3. Chaos in the hall? The Democrats’ goal of a four-day pro-Harris love fest inside the United Center faces one small problem: the election last spring of about 30 delegates — mostly from Minnesota and Michigan, with large Arab American populations — running on “uncommitted” slates to not support the current ticket, but to press their demands for a cease-fire in Gaza and at least a temporary halt in U.S. weapons sales to Israel. This small group will urge the Democrats to adopt a platform that is more favorable to the Palestinian cause, and many expect the uncommitted faction to raise a ruckus if they feel the crisis in the Middle East is being ignored.

It seems silly to worry about such a small sliver of dissidents when compared to the large anti-Vietnam War faction that sang “We Shall Overcome” in 1968, or even the sizable group of boisterous and sometimes disruptive Bernie Sanders supporters in Philadelphia in 2016. It reveals the obsession of party leaders with complete control, which brings us to ...

4. Will America be bored to tears? Every statement from the Harris/Walz campaign stresses its focus on the future, so it’s interesting in that context that what little we know about next week’s schedule is that speakers will include a likely emotional valedictory from Biden as well as Barack Obama and Bill and Hillary Clinton. I get it. It’s a powerful contrast with last month’s RNC, which shunned past luminaries like George W. Bush in favor of the low-wattage star power of Hulk Hogan and Kid Rock. On the other hand, are the young voters — so critical for deciding this election — excited to hear from Hillary Clinton and other ghosts of politics past?
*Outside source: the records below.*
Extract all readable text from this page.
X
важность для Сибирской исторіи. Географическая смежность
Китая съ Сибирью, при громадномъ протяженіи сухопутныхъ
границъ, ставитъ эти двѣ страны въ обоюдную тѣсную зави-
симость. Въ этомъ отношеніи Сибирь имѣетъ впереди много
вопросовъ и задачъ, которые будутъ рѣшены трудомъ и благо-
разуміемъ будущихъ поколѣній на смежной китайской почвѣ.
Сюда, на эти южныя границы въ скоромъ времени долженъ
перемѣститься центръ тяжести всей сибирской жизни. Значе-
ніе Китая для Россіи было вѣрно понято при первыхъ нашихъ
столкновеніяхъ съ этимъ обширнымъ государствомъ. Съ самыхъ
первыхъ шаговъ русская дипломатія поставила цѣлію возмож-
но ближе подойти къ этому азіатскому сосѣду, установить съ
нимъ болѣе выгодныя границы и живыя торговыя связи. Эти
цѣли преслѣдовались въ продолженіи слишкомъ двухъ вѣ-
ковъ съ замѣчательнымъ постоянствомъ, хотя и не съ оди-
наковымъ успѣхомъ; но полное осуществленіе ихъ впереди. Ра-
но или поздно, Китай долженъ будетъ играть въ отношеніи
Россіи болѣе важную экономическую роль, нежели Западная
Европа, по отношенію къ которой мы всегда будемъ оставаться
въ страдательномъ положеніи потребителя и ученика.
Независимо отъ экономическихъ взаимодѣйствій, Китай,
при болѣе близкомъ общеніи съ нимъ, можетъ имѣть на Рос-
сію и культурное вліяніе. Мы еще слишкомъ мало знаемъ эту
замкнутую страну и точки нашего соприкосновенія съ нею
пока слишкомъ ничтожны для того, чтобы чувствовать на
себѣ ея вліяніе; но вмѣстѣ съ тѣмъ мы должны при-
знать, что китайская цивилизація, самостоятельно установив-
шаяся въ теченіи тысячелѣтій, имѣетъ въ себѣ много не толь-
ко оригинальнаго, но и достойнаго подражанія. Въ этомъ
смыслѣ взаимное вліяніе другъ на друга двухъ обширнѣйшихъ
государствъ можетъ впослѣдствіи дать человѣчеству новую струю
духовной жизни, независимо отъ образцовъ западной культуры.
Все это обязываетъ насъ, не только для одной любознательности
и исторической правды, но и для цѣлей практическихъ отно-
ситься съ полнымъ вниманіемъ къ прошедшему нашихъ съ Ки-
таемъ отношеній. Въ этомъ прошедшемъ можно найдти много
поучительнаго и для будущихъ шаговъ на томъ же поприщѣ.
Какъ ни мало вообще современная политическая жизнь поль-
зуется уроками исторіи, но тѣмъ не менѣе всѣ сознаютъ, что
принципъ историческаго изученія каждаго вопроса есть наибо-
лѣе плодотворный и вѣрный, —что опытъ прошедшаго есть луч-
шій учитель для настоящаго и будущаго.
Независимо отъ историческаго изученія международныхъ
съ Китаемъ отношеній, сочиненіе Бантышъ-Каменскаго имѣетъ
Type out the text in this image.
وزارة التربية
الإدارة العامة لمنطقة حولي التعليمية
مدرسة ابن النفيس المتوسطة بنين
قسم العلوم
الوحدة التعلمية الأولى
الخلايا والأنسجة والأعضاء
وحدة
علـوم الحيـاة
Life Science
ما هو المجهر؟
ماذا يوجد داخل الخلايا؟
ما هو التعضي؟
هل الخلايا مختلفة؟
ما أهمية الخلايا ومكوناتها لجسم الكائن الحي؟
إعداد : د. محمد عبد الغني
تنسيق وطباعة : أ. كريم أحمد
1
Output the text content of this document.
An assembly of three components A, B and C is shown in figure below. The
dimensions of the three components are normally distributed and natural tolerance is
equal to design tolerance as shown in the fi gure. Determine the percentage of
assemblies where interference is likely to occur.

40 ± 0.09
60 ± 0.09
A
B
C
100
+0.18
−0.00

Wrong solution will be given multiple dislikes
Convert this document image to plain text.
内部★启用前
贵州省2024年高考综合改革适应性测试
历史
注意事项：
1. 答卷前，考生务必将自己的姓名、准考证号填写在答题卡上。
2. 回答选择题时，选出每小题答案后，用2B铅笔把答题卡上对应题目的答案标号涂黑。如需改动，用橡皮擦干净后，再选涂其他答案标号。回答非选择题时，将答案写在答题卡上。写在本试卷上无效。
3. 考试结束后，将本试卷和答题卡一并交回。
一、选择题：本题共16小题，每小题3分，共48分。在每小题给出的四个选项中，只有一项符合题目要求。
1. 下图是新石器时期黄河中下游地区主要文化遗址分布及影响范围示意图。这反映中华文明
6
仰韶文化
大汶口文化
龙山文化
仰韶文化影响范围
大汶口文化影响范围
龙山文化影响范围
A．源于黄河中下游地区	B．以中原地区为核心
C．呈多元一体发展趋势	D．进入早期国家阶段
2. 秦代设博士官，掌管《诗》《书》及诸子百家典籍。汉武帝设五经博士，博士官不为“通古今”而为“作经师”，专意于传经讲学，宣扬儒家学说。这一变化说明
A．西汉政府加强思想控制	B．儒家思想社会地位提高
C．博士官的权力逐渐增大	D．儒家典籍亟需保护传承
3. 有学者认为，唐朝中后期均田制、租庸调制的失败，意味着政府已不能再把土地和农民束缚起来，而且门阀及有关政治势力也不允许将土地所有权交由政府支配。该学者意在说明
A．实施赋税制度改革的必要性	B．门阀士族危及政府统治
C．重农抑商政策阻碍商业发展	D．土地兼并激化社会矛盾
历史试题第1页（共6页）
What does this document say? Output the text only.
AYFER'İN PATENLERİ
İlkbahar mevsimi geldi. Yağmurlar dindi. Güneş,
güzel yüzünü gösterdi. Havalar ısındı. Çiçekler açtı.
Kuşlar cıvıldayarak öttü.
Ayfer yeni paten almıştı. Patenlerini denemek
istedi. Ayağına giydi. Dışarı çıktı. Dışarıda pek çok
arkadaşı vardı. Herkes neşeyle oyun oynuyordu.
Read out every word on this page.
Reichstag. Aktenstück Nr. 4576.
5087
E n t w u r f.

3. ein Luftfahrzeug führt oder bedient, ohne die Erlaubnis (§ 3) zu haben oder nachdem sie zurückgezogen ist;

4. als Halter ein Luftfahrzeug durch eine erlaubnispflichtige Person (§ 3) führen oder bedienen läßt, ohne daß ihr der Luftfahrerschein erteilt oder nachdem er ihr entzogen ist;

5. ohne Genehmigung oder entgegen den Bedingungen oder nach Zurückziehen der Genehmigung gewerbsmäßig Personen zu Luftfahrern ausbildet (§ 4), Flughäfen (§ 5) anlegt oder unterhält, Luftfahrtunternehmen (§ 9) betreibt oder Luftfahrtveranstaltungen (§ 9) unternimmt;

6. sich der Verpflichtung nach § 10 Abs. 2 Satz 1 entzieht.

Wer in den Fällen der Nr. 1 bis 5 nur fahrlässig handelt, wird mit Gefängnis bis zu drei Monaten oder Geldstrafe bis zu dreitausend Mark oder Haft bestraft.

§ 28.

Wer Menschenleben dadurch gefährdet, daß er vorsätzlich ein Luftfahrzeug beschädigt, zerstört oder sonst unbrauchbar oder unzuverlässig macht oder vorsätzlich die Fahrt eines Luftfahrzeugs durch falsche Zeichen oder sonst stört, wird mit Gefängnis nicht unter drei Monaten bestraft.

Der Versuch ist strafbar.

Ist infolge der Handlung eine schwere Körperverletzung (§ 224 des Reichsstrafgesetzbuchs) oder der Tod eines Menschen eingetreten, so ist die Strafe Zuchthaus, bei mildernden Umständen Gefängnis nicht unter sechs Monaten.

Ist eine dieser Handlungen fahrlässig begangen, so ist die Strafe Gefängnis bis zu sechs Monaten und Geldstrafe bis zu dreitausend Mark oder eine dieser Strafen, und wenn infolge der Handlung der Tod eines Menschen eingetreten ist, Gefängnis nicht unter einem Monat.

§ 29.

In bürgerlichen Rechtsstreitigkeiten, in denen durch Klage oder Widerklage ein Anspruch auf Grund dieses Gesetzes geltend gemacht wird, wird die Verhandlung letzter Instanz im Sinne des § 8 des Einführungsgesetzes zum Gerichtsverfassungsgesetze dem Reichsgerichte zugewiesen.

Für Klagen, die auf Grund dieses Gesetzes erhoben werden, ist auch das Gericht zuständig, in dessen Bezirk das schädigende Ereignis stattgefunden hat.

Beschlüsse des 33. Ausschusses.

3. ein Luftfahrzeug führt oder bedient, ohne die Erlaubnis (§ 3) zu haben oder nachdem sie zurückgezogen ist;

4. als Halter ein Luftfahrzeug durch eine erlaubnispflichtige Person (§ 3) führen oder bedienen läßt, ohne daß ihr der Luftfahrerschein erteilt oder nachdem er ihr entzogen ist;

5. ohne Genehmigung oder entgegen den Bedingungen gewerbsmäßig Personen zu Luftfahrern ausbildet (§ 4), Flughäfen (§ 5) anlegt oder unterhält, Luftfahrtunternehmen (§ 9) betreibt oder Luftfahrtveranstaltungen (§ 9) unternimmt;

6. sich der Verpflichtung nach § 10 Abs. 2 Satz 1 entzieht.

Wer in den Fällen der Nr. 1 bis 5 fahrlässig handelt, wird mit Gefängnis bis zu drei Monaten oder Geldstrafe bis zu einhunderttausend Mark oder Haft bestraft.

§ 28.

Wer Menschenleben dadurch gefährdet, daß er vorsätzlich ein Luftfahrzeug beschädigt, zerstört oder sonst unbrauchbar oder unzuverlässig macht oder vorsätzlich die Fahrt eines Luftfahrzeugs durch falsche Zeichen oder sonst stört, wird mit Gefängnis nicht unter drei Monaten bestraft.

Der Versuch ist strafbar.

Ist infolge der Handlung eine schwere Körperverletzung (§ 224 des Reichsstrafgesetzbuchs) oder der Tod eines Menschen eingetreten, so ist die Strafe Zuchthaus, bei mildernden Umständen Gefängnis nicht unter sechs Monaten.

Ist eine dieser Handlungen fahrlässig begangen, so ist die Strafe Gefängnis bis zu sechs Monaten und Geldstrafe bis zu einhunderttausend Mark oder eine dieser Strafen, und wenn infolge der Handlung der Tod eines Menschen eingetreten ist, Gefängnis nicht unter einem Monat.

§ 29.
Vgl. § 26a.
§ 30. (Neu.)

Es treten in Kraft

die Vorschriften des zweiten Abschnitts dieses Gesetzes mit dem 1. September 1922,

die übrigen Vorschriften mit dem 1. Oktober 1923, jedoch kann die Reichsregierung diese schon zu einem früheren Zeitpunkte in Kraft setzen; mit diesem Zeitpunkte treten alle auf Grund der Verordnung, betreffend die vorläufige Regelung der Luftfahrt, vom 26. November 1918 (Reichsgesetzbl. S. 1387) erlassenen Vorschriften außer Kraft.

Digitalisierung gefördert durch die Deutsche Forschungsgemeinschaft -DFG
What is more remarkable: How few people watch these four-day infomercials disguised as political conventions compared to the 1960s, or that anyone still watches at all? For what it’s worth, Team Harris seems to get this. The campaign is placing a special emphasis on chopping up the best bites of Chicago and repackaging them in 30- or 60-second pieces on TikTok, Instagram, or the other places where young persuadables actually watch.

A four-day festival of content creation? Why not? America said goodnight David, goodnight Chet, and goodbye to Uncle Walter a long time ago. What will matter most from Chicago is what pops up on your iPhone: Beyoncé’s “Freedom,” or tear gas. The whole world is clicking.